If $P(E_n) = 0$, then $P(\cup E_n) =0$ What does this question mean here. If the probability of $E_n$ is zero does that mean $p(E_i) =0, i < n$? I am not sure if I should assume subset here? 
 A: I think what this should say is that if $P\left(E_{n}\right)=0$ for
all $n\in\mathbb{N}$, then $P\left(\bigcup_{n=0}^{\infty}E_{n}\right)=0$.
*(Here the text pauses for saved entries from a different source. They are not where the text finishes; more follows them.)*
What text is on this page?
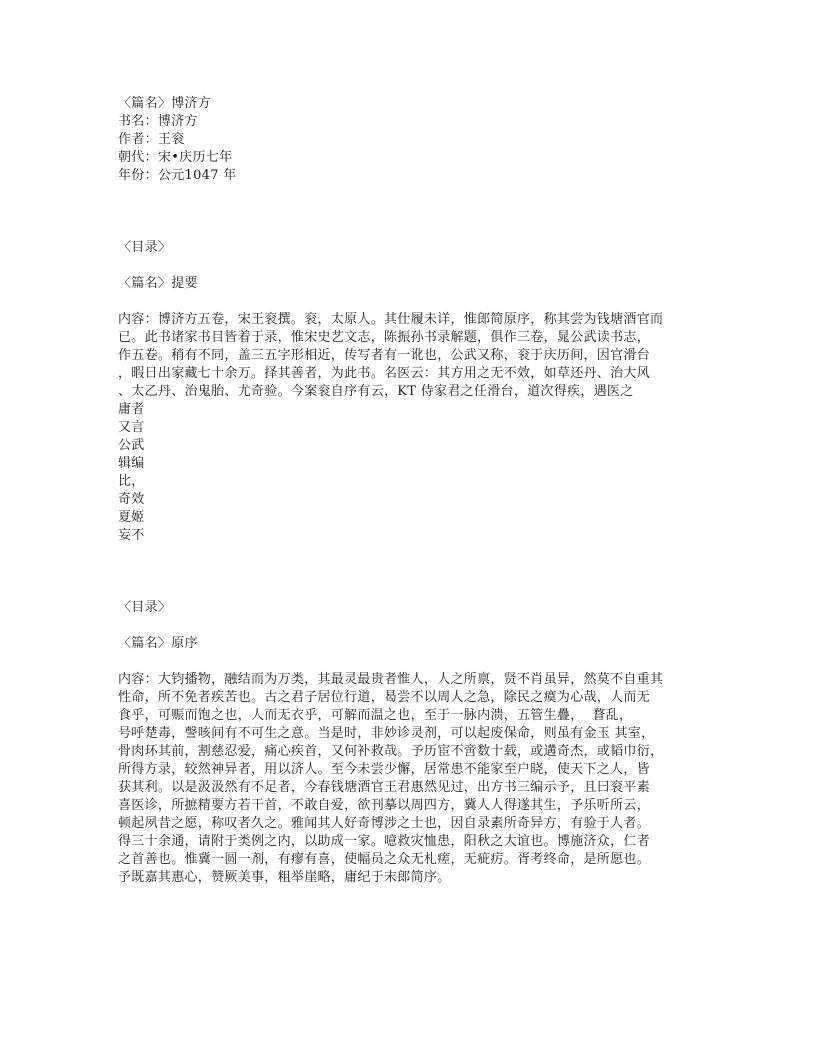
〈篇名〉博济方
书名：博济方
作者：王衮
朝代：宋•庆历七年
年份：公元1047 年
〈目录〉
〈篇名〉提要
内容：博济方五卷，宋王衮撰。衮，太原人。其仕履未详，惟郎简原序，称其尝为钱塘酒官而
已。此书诸家书目皆着于录，惟宋史艺文志，陈振孙书录解题，俱作三卷，晁公武读书志，
作五卷。稍有不同，盖三五字形相近，传写者有一讹也，公武又称，衮于庆历间，因官滑台
，暇日出家藏七十余万。择其善者，为此书。名医云：其方用之无不效，如草还丹、治大风
、太乙丹、治鬼胎、尤奇验。今案衮自序有云，KT 侍家君之任滑台，道次得疾，遇医之
庸者
又言
公武
辑编
比，
奇效
夏姬
妄不
〈目录〉
〈篇名〉原序
内容：大钧播物，融结而为万类，其最灵最贵者惟人，人之所禀，贤不肖虽异，然莫不自重其
性命，所不免者疾苦也。古之君子居位行道，曷尝不以周人之急，除民之瘼为心哉，人而无
食乎，可赈而饱之也，人而无衣乎，可解而温之也，至于一脉内溃，五管生疊，  瞀乱，
号呼楚毒，謦咳间有不可生之意。当是时，非妙诊灵剂，可以起废保命，则虽有金玉 其室，
骨肉环其前，割慈忍爱，痛心疾首，又何补救哉。予历宦不啻数十载，或遘奇杰，或韬巾衍，
所得方录，较然神异者，用以济人。至今未尝少懈，居常患不能家至户晓，使天下之人，皆
获其利。以是汲汲然有不足者，今春钱塘酒官王君惠然见过，出方书三编示予，且曰衮平素
喜医诊，所摭精要方若干首，不敢自爱，欲刊摹以周四方，冀人人得遂其生，予乐听所云，
顿起夙昔之愿，称叹者久之。雅闻其人好奇博涉之士也，因自录素所奇异方，有验于人者。
得三十余通，请附于类例之内，以助成一家。噫救灾恤患，阳秋之大谊也。博施济众，仁者
之首善也。惟冀一圆一剂，有瘳有喜，使幅员之众无札瘥，无疵疠。胥考终命，是所愿也。
予既嘉其惠心，赞厥美事，粗举崖略，庸纪于末郎简序。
This follows from subadditivity:
$$
P\left(\bigcup_{n=0}^{\infty}E_{n}\right)\leq\sum_{n=0}^{\infty} P\left(E_{n}\right)=0.
$$
Edit: As an intuitive example, consider the events of the form $E_n$ in which $X$, a random variable that is normally distributed takes on the value $x_n\in\mathbb{R}$. Note that $P\left(E_n\right)=0$ (to convince yourself of this, just look at the integral $$P\left(E_n\right)=\int_{x_n}^{x_n}\varphi\left(x\right)dx=0$$
where $\varphi$ is the normal probability density function). Now, consider $\bigcup_{n=0}^\infty E_n$. This has probability
$$P\left(\bigcup_{n=0}^\infty E_n\right)=\sum_{n=0}^\infty \int_{x_n}^{x_n}\varphi\left(x\right)dx=0.$$
You can come up with any number of examples.
A: For countable $n$, the identity always holds since
$$0\leq P(\cup E_n)\leq\sum_n P(E_n)=0$$
But if $n$ can't be enumerable, then the last summation doesn't seem to true in general case. For example, pick a point randomly at interval $[0,1]$, the probability of hitting 0 is zero, but the summation of hitting $x\in[0,1]$ is obviously 1.